In its annual report, the London-based Iraq Body Count reported that 16,361 Iraqi civilians died in 2016. The northern province of Ninevah was the worst hit, with 7,431 people killed. The capital, Baghdad, was next with 3,714 civilians killed, the research showed.

On the military front Thursday, Iraqi forces advancing from the north and east converged in Mosul, the capital of Ninevah. The U.S. special envoy to the anti-Daesh (ISIS) coalition, Brett McGurk, called the advance a “milestone” in a statement posted on Twitter.

Forces from the elite Counter Terrorism Service took control of 7th Nissan and Sadeek districts, linking up with army troops that had pushed through Hadba neighborhood, CTS spokesman Sabah al-Numan told Reuters.

“This is considered contact between the troops of the northern front and CTS. This ... will prevent any gap between the axes which the enemy could use,” he said by phone.

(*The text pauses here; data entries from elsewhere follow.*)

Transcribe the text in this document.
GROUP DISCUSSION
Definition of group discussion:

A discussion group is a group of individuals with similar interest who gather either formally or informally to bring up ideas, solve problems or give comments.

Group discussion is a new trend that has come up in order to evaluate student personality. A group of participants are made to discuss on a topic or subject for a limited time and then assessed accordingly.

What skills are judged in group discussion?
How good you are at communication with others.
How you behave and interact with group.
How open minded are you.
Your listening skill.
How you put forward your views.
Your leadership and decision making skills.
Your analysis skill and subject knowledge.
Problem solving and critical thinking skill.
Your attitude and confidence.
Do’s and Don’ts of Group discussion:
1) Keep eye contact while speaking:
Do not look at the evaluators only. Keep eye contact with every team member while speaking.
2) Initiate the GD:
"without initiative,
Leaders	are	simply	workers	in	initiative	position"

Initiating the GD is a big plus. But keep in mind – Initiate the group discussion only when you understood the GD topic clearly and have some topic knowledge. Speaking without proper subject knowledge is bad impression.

“The enemy is now located only in front of the troops, not at their sides,” he added.

New tactics, including a night raid, better defenses against suicide car bomb attacks and improved coordination between the army and security forces operating on different fronts, have helped forge momentum, U.S and Iraqi officers say.

Iraq’s militarized federal police and rapid response division, an elite Interior Ministry unit, are also battling Daesh inside Mosul. They made gains Thursday in southeastern districts where advances have been particularly tough.

Iraq Body Count documents deaths from militants shooting captives, other gunfire, suicide attacks, bombings, air attacks and shelling.

Last year, the greatest causes of death were the shooting of captives and other gunfire, which accounted for more than half of all civilian deaths, it said.

The group began documenting civilian deaths in Iraq after 2003, and relies on media reports, non-governmental organizations and Iraqi government sources. The report said 17,578 people were killed in 2015 and 20,218 in 2014.

The report comes only days after the United Nations in Iraq released a report that found 6,878 civilians were killed by violence in 2016.

The U.N. mission said the numbers didn’t include casualties among civilians in Iraq’s western Anbar province for the months of May, July, August and December.

It said it was hindered from verifying casualty numbers in conflict areas and from secondary effects of violence.